EFFECTS OF ENHANCEMENT AND ANTAGONISM OF 5-HYDROXYTRYPTAMINE ACTIVITY ON METOCLOPRAMIDE-INDUCED ALDOSTERONE SECRETION IN MAN

This study examines the contribution of the serotonergic system to metoclopramide-induced aldosterone secretion. Six normal male volunteers, at 13 h, 9 h, and 2 h before the i.v. bolus of 10 mg metoclopramide, received the following pre-treatments in a single-blind cross-over randomized sequence: fluoxetine 20 mg, metergoline 6 mg, pizotifen 0.5 mg, or methysergide 2 mg. One regimen consisted of metoclopramide alone.
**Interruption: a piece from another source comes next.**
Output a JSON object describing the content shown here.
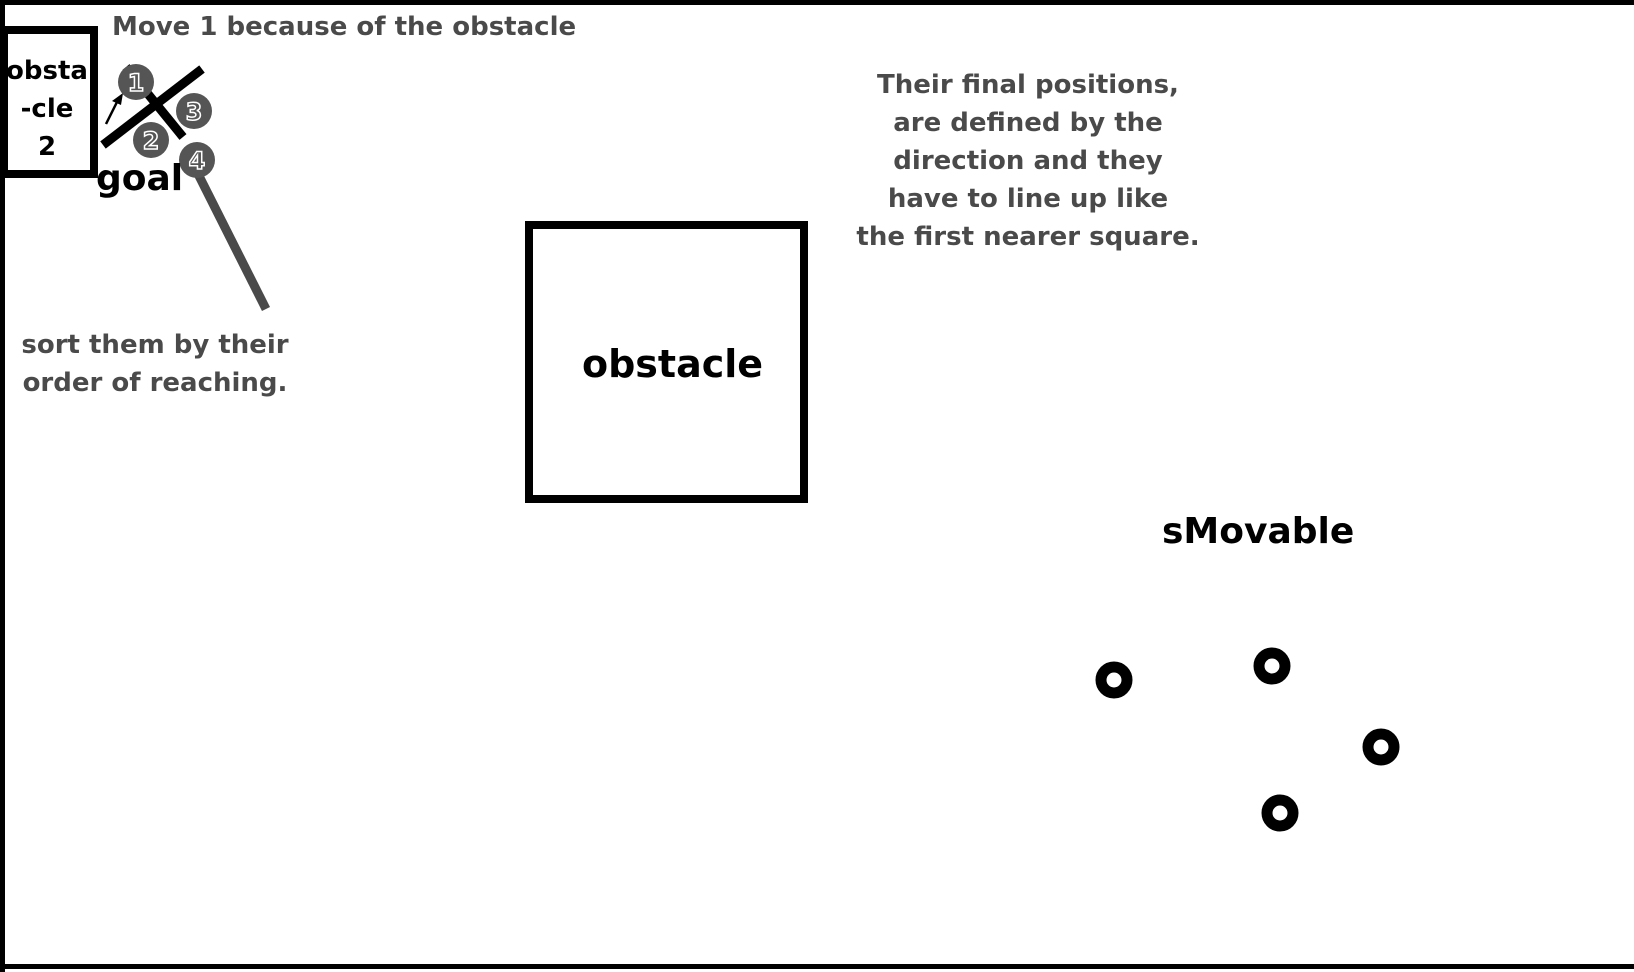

Pizotifen and fluoxetine pre-treatment increased metoclopramide-induced aldosterone secretion significantly after 15 min, for the duration in the case of fluoxetine, and up to 90 min with pizotifen. The increase with metergoline was never significant, while methysergide had a negligible influence. Serotonin is postulated to play an intermediary role in acetylcholine-facilitated aldosterone release. The mechanism of fluoxetine-mediated serotonin increase is a re-uptake inhibition and that of pizotifen is suggested to be the elimination of an auto-inhibitory mechanism.